The connection pool contains a mutex for moving connections in and out of the pool. Multiple threads can request or return a libcurl connection at the same time. The pool uses a Last-in-First-out mechanism to move connections, making it certain to re-use the connections with less time seating in the pool.

The pool is indexed by the host name from the connection URL, plus a connection hash key calculated from the options. Within each index key, the pool can host up to a maximum of 1024 connections. If the index is full, the oldest connection gets removed before returning another connection to the pool. The connection pool is responsible for creating and initializing a libcurl handle. The handle is configured to use custom protocol mode and with the connection options provided by a customer.

Pool Cleaner Agent

Whenever a libcurl connection is returned to the pool, the Pool Cleaner Agent (PCA) is started (if it is not already running). PCA is a thread which runs every 90 seconds while there are connections seating in the pool. Every time PCA runs, it checks connections, starting from the oldest connection returned to the pool. Since the connection pool works as one stack, the oldest connection is at the bottom. PCA will remove the connections which have expired. As soon as it finds a non-expired connection, PCA switch to inspect another index, until all indexes are reviewed.

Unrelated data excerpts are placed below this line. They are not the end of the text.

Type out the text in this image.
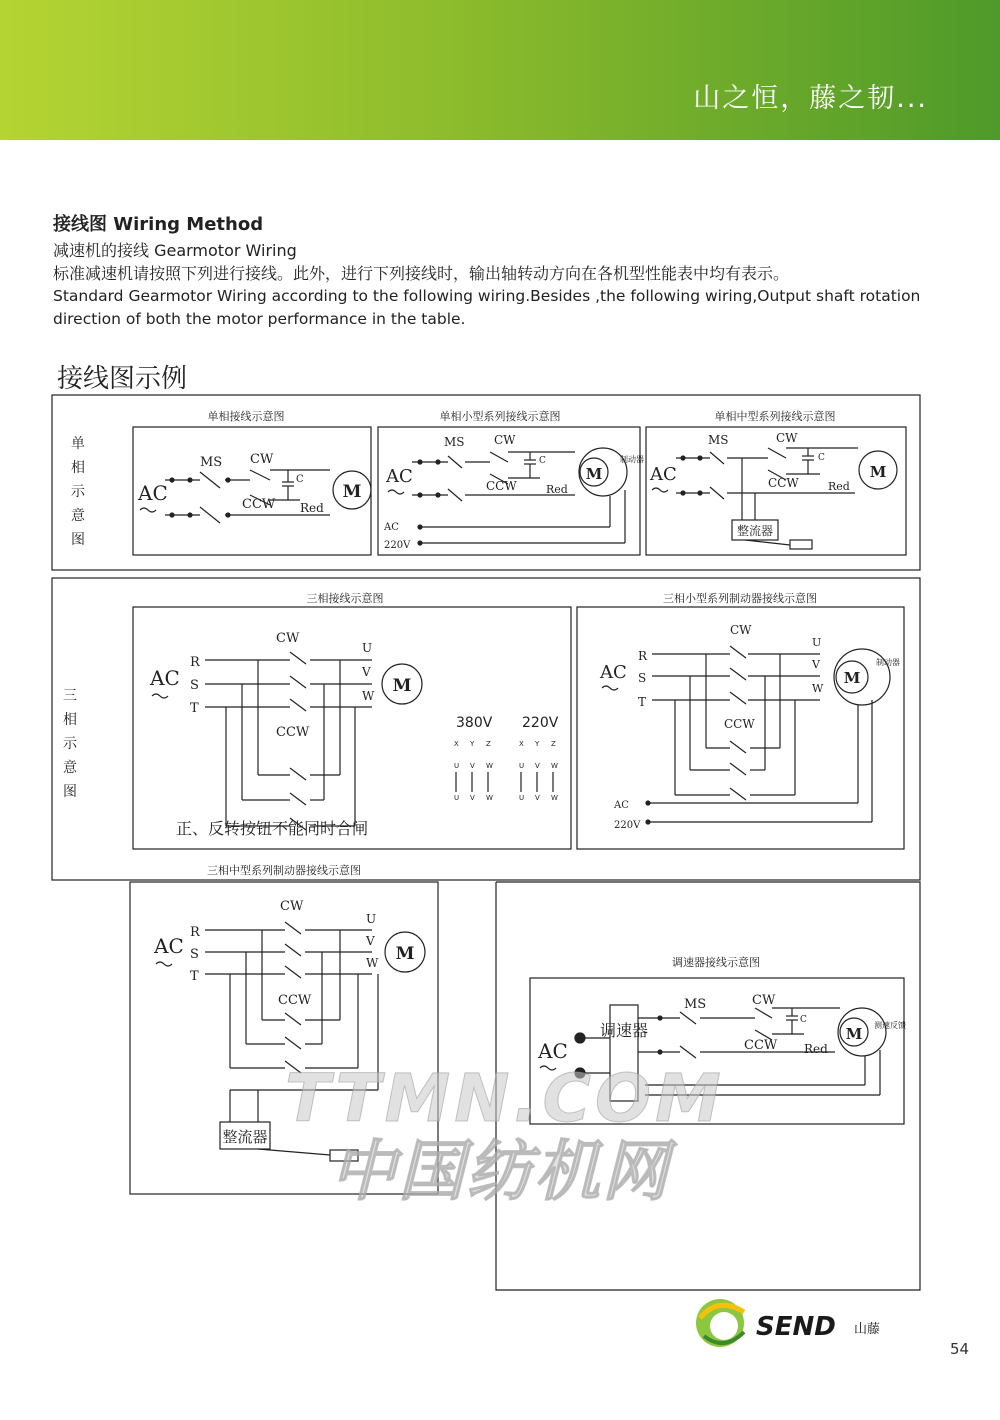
山之恒，藤之韧...
接线图 Wiring Method
减速机的接线 Gearmotor Wiring
标准减速机请按照下列进行接线。此外，进行下列接线时，输出轴转动方向在各机型性能表中均有表示。
Standard Gearmotor Wiring according to the following wiring.Besides ,the following wiring,Output shaft rotation direction of both the motor performance in the table.
接线图示例
单
相
示
意
图
单相接线示意图
AC
MS CW
CCW
C
Red
M
单相小型系列接线示意图
AC
MS CW
CCW
C
Red
M
制动器
AC
220V
单相中型系列接线示意图
AC
MS	CW
CCW
C
Red
M
整流器
三
相
示
意
图
三相接线示意图
AC
R
S
T
CW
U
V
W M
CCW
380V 220V
X Y Z	X Y Z
U V W	U V W
U V W	U V W
正、反转按钮不能同时合闸
三相小型系列制动器接线示意图
AC
R
S
T
CW
U
V
W
M
制动器
CCW
AC
220V
三相中型系列制动器接线示意图
AC
R
S
T
CW
U
V
W M
CCW
整流器
调速器接线示意图
AC
调速器
MS	CW
CCW
C
Red
M 测速反馈
TTMN.COM
中国纺机网
SEND 山藤
54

PCA goes to sleep for 90 seconds only if a non-expired connection was found. If all connections were expired and removed, PCA is terminated and won't be started again until a connection is moved to the pool. PCA prevents applications from keeping expired connections objects in memory. A common scenario where the importance of the PCA can be observed is if the application needs to create a hundred connections and use them all at the same time. Eventually, all the connections would return to the pool and if the Azure SDK client is not used anymore by the application, there would be a hundred expired connections in heap memory until the application ends.